At the same time, DFW told Patch that SoCalGas has legal rights-of-way and other easements within the reserve and can restrict access to those areas.
Restrictions on wetlands access, along with misuse of public money are among allegations contained in a lawsuit filed in August 2019 in Los Angeles Superior Court against the Conservancy, Sam Schuchat, its executive officer, and the Bay Foundation by a group of organizations and activists seeking preliminary and permanent injunctions prohibiting Proposition 12 funds or other public money from being spent for anything other than “maintaining and protecting the fragile, imperiled lands at Ballona and the wild species that rely on these lands.”
The lawsuit alleges substantial amounts of bond funds are being spent for purposes not authorized by voters who approved the proposition two decades ago and seeks a “forensic accounting” and return of all funds the plaintiffs claim were misspent on what they term a “cynical and counterfeit ” wetlands restoration program actually designed to benefit SoCalGas in light of calls by some to shut down the gas storage field.
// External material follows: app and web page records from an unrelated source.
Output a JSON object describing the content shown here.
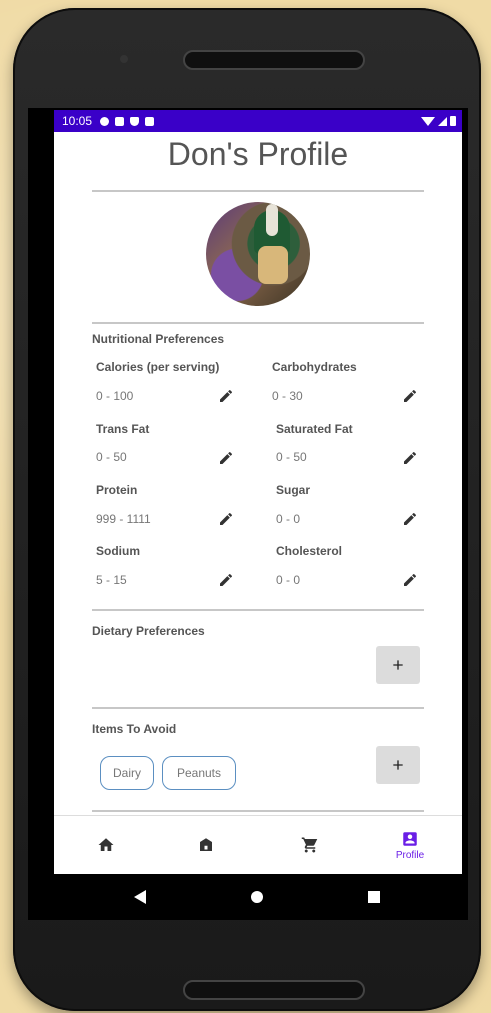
{
  "status_bar": {
    "time": "10:05",
    "icons": [
      "settings-icon",
      "notification-icon",
      "shield-icon",
      "lock-icon",
      "wifi-icon",
      "signal-icon",
      "battery-icon"
    ]
  },
  "profile": {
    "title": "Don's Profile",
    "avatar_icon": "spartan-mascot-photo"
  },
  "nutrition": {
    "heading": "Nutritional Preferences",
    "items": [
      {
        "name": "Calories (per serving)",
        "value": "0 - 100"
      },
      {
        "name": "Carbohydrates",
        "value": "0 - 30"
      },
      {
        "name": "Trans Fat",
        "value": "0 - 50"
      },
      {
        "name": "Saturated Fat",
        "value": "0 - 50"
      },
      {
        "name": "Protein",
        "value": "999 - 1111"
      },
      {
        "name": "Sugar",
        "value": "0 - 0"
      },
      {
        "name": "Sodium",
        "value": "5 - 15"
      },
      {
        "name": "Cholesterol",
        "value": "0 - 0"
      }
    ],
    "edit_icon": "pencil-icon"
  },
  "dietary": {
    "heading": "Dietary Preferences",
    "add_icon": "plus-icon"
  },
  "avoid": {
    "heading": "Items To Avoid",
    "chips": [
      "Dairy",
      "Peanuts"
    ],
    "add_icon": "plus-icon"
  },
  "bottom_nav": {
    "items": [
      {
        "icon": "home-icon",
        "label": ""
      },
      {
        "icon": "store-icon",
        "label": ""
      },
      {
        "icon": "cart-icon",
        "label": ""
      },
      {
        "icon": "profile-icon",
        "label": "Profile"
      }
    ],
    "active_index": 3,
    "active_color": "#6a1ee6"
  },
  "colors": {
    "status_bar": "#3a00c8",
    "chip_border": "#5b8fc1",
    "background": "#f0dba6"
  }
}
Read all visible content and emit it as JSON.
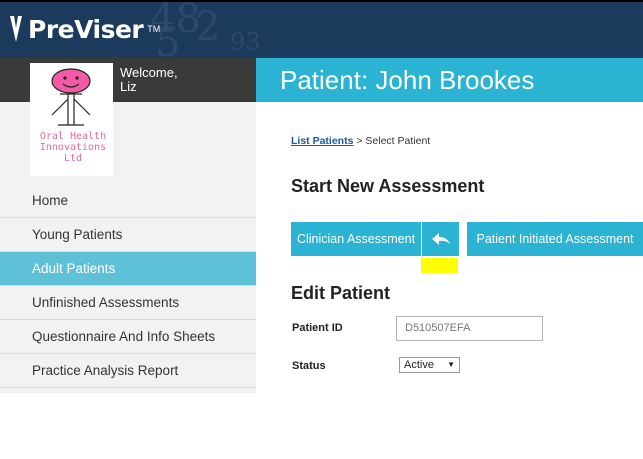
{
  "app": {
    "brand": "PreViser",
    "trademark": "TM"
  },
  "header": {
    "decor": [
      "48",
      "5",
      "2",
      "93"
    ]
  },
  "sidebar": {
    "welcome": "Welcome,",
    "user": "Liz",
    "company_lines": [
      "Oral Health",
      "Innovations",
      "Ltd"
    ],
    "items": [
      {
        "label": "Home"
      },
      {
        "label": "Young Patients"
      },
      {
        "label": "Adult Patients"
      },
      {
        "label": "Unfinished Assessments"
      },
      {
        "label": "Questionnaire And Info Sheets"
      },
      {
        "label": "Practice Analysis Report"
      }
    ]
  },
  "main": {
    "title": "Patient: John Brookes",
    "breadcrumb": {
      "link": "List Patients",
      "separator": " > ",
      "current": "Select Patient"
    },
    "new_assessment_heading": "Start New Assessment",
    "buttons": {
      "clinician": "Clinician Assessment",
      "patient_initiated": "Patient Initiated Assessment"
    },
    "edit_heading": "Edit Patient",
    "form": {
      "patient_id_label": "Patient ID",
      "patient_id_value": "D510507EFA",
      "status_label": "Status",
      "status_value": "Active"
    }
  },
  "colors": {
    "accent": "#2bb3d3",
    "header": "#1b3a5c",
    "active_nav": "#5fc1d7",
    "highlight": "#ffff00",
    "company_pink": "#e06aa6"
  }
}
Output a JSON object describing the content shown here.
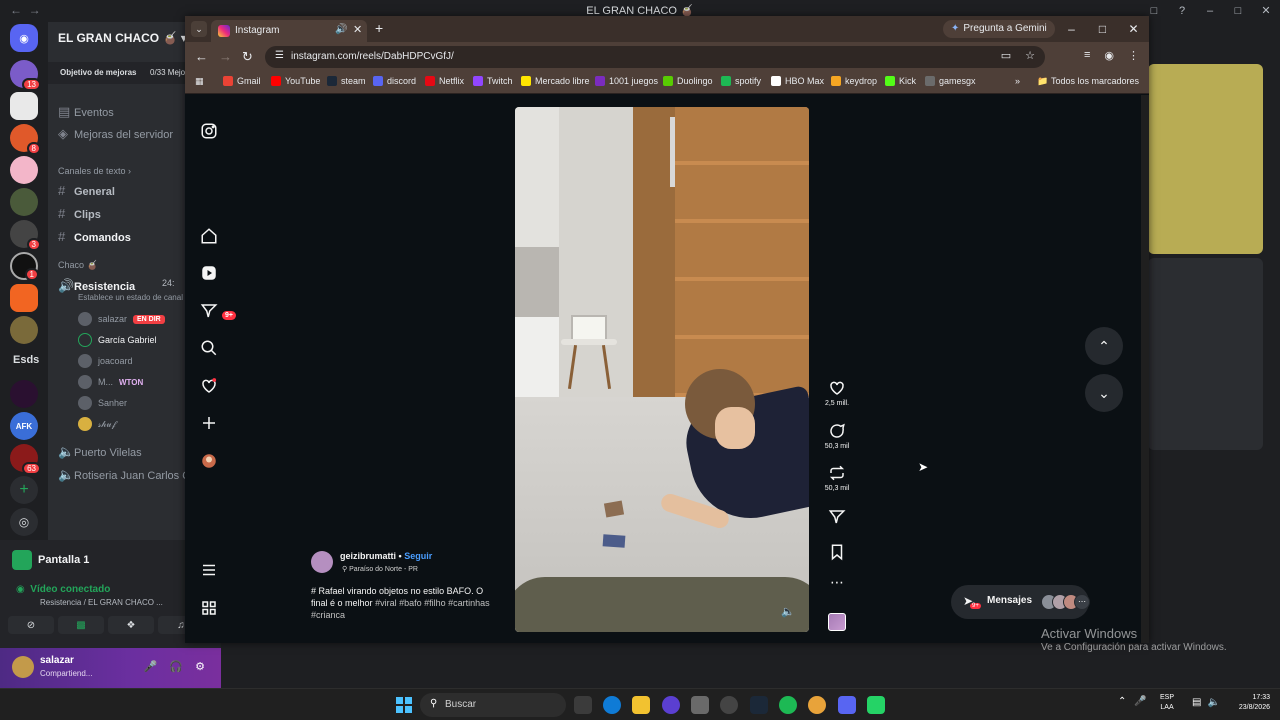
{
  "discord": {
    "window_title": "EL GRAN CHACO 🧉",
    "server_name": "EL GRAN CHACO 🧉",
    "boost_label": "Objetivo de mejoras",
    "boost_progress": "0/33 Mejo",
    "events_label": "Eventos",
    "server_boosts_label": "Mejoras del servidor",
    "text_category": "Canales de texto",
    "text_channels": [
      "General",
      "Clips",
      "Comandos"
    ],
    "voice_category": "Chaco 🧉",
    "voice_channel_active": "Resistencia",
    "voice_channel_time": "24:",
    "voice_status_placeholder": "Establece un estado de canal",
    "voice_users": [
      "salazar",
      "García Gabriel",
      "joacoard",
      "M...",
      "Sanher",
      "𝓈𝒽𝓊𝒻"
    ],
    "live_badge": "EN DIR",
    "wton_tag": "WTON",
    "other_voice_channels": [
      "Puerto Vilelas",
      "Rotiseria Juan Carlos Q"
    ],
    "server_badges": [
      "13",
      "8",
      "3",
      "1",
      "63"
    ],
    "server_text_item": "Esds",
    "server_afk": "AFK",
    "screen_share_label": "Pantalla 1",
    "voice_connected": "Vídeo conectado",
    "voice_connected_sub": "Resistencia / EL GRAN CHACO ...",
    "user_name": "salazar",
    "user_status": "Compartiend..."
  },
  "chrome": {
    "tab_title": "Instagram",
    "gemini_label": "Pregunta a Gemini",
    "url": "instagram.com/reels/DabHDPCvGfJ/",
    "bookmarks": [
      "Gmail",
      "YouTube",
      "steam",
      "discord",
      "Netflix",
      "Twitch",
      "Mercado libre",
      "1001 juegos",
      "Duolingo",
      "spotify",
      "HBO Max",
      "keydrop",
      "Kick",
      "gamesgx"
    ],
    "bookmark_colors": [
      "#ea4335",
      "#ff0000",
      "#1b2838",
      "#5865f2",
      "#e50914",
      "#9146ff",
      "#ffe600",
      "#7b2cbf",
      "#58cc02",
      "#1db954",
      "#ffffff",
      "#f5a623",
      "#53fc18",
      "#6b6b6b"
    ],
    "bookmarks_folder": "Todos los marcadores"
  },
  "instagram": {
    "nav_badge": "9+",
    "likes": "2,5 mill.",
    "comments": "50,3 mil",
    "reposts": "50,3 mil",
    "username": "geizibrumatti",
    "separator": "•",
    "follow": "Seguir",
    "location": "Paraíso do Norte - PR",
    "caption_text": "# Rafael virando objetos no estilo BAFO. O final é o melhor",
    "caption_tags": "#viral #bafo #filho #cartinhas #crianca",
    "messages_label": "Mensajes",
    "messages_badge": "9+"
  },
  "windows": {
    "activate_title": "Activar Windows",
    "activate_sub": "Ve a Configuración para activar Windows.",
    "search_placeholder": "Buscar",
    "lang": "ESP",
    "lang_sub": "LAA",
    "time": "17:33",
    "date": "23/8/2026"
  }
}
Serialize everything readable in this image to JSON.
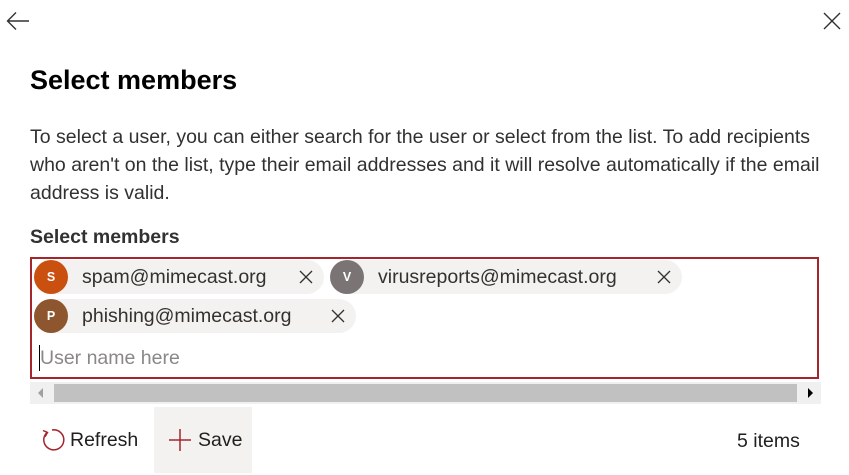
{
  "header": {
    "back_icon": "arrow-left-icon",
    "close_icon": "close-icon"
  },
  "title": "Select members",
  "description": "To select a user, you can either search for the user or select from the list. To add recipients who aren't on the list, type their email addresses and it will resolve automatically if the email address is valid.",
  "field_label": "Select members",
  "selected_members": [
    {
      "initial": "S",
      "email": "spam@mimecast.org",
      "color": "#ca5010"
    },
    {
      "initial": "V",
      "email": "virusreports@mimecast.org",
      "color": "#7a7574"
    },
    {
      "initial": "P",
      "email": "phishing@mimecast.org",
      "color": "#8e562e"
    }
  ],
  "input": {
    "value": "",
    "placeholder": "User name here"
  },
  "colors": {
    "error_border": "#a4262c",
    "accent": "#a4262c"
  },
  "toolbar": {
    "refresh_label": "Refresh",
    "save_label": "Save",
    "item_count": "5 items"
  }
}
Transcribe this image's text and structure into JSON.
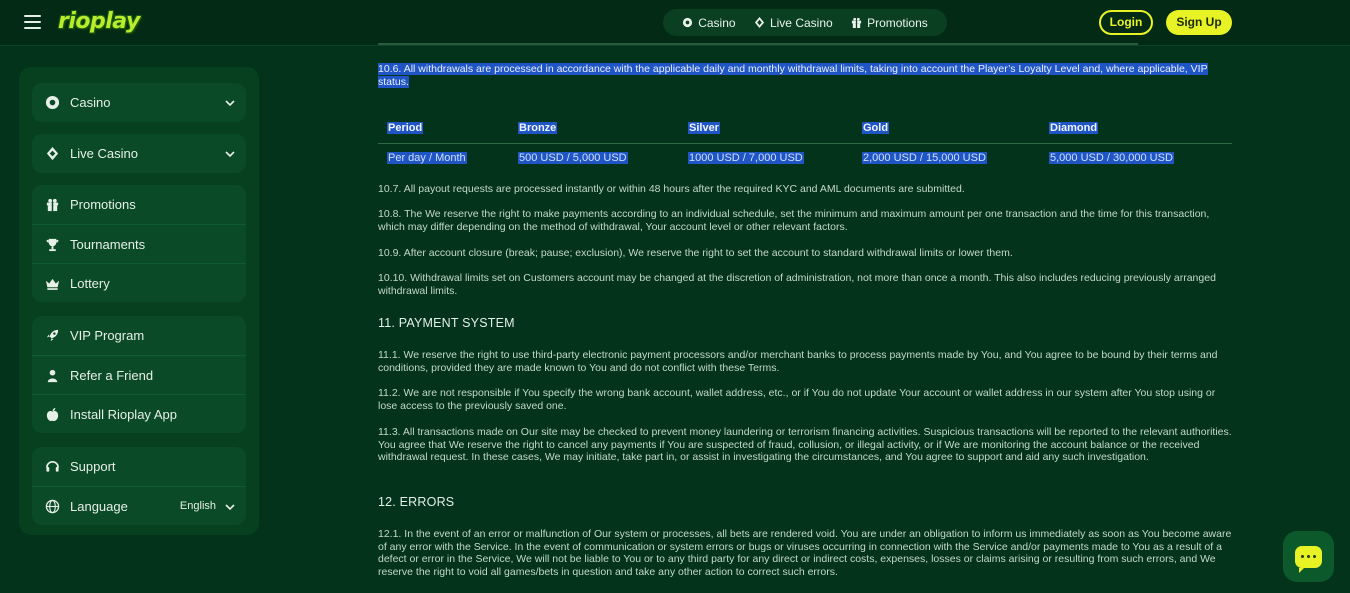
{
  "header": {
    "logo": "rioplay",
    "nav": [
      {
        "label": "Casino",
        "icon": "casino-chip-icon"
      },
      {
        "label": "Live Casino",
        "icon": "diamond-suit-icon"
      },
      {
        "label": "Promotions",
        "icon": "gift-icon"
      }
    ],
    "login_label": "Login",
    "signup_label": "Sign Up"
  },
  "sidebar": {
    "casino": "Casino",
    "live_casino": "Live Casino",
    "promotions": "Promotions",
    "tournaments": "Tournaments",
    "lottery": "Lottery",
    "vip": "VIP Program",
    "refer": "Refer a Friend",
    "install": "Install Rioplay App",
    "support": "Support",
    "language": "Language",
    "language_value": "English"
  },
  "content": {
    "p_10_6": "10.6. All withdrawals are processed in accordance with the applicable daily and monthly withdrawal limits, taking into account the Player’s Loyalty Level and, where applicable, VIP status.",
    "table": {
      "headers": [
        "Period",
        "Bronze",
        "Silver",
        "Gold",
        "Diamond"
      ],
      "row": [
        "Per day / Month",
        "500 USD / 5,000 USD",
        "1000 USD / 7,000 USD",
        "2,000 USD / 15,000 USD",
        "5,000 USD / 30,000 USD"
      ]
    },
    "p_10_7": "10.7. All payout requests are processed instantly or within 48 hours after the required KYC and AML documents are submitted.",
    "p_10_8": "10.8. The We reserve the right to make payments according to an individual schedule, set the minimum and maximum amount per one transaction and the time for this transaction, which may differ depending on the method of withdrawal, Your account level or other relevant factors.",
    "p_10_9": "10.9. After account closure (break; pause; exclusion), We reserve the right to set the account to standard withdrawal limits or lower them.",
    "p_10_10": "10.10. Withdrawal limits set on Customers account may be changed at the discretion of administration, not more than once a month. This also includes reducing previously arranged withdrawal limits.",
    "h_11": "11. PAYMENT SYSTEM",
    "p_11_1": "11.1. We reserve the right to use third-party electronic payment processors and/or merchant banks to process payments made by You, and You agree to be bound by their terms and conditions, provided they are made known to You and do not conflict with these Terms.",
    "p_11_2": "11.2. We are not responsible if You specify the wrong bank account, wallet address, etc., or if You do not update Your account or wallet address in our system after You stop using or lose access to the previously saved one.",
    "p_11_3": "11.3. All transactions made on Our site may be checked to prevent money laundering or terrorism financing activities. Suspicious transactions will be reported to the relevant authorities. You agree that We reserve the right to cancel any payments if You are suspected of fraud, collusion, or illegal activity, or if We are monitoring the account balance or the received withdrawal request. In these cases, We may initiate, take part in, or assist in investigating the circumstances, and You agree to support and aid any such investigation.",
    "h_12": "12. ERRORS",
    "p_12_1": "12.1. In the event of an error or malfunction of Our system or processes, all bets are rendered void. You are under an obligation to inform us immediately as soon as You become aware of any error with the Service. In the event of communication or system errors or bugs or viruses occurring in connection with the Service and/or payments made to You as a result of a defect or error in the Service, We will not be liable to You or to any third party for any direct or indirect costs, expenses, losses or claims arising or resulting from such errors, and We reserve the right to void all games/bets in question and take any other action to correct such errors."
  },
  "colors": {
    "accent": "#e8f326",
    "background": "#03331a",
    "selection": "#1f55c4"
  }
}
Brian Pease, a San Diego attorney filed the lawsuit in August on behalf of Defend the Ballona Wetlands, an unincorporated association and its co-founder Lisa Karlan; the Animal Protection & Rescue League, a nonprofit animal rights group Pease heads which serves as a “fiscal sponsor” permitting Karlan’s group to solicit tax-deductible donations, and activists Molly Basler — who is also a candidate for Los Angeles City Council, Hanscom and her partner, Robert Jan van de Hoek, a naturalist and supervisor for the Los Angeles Department of Parks & Recreation.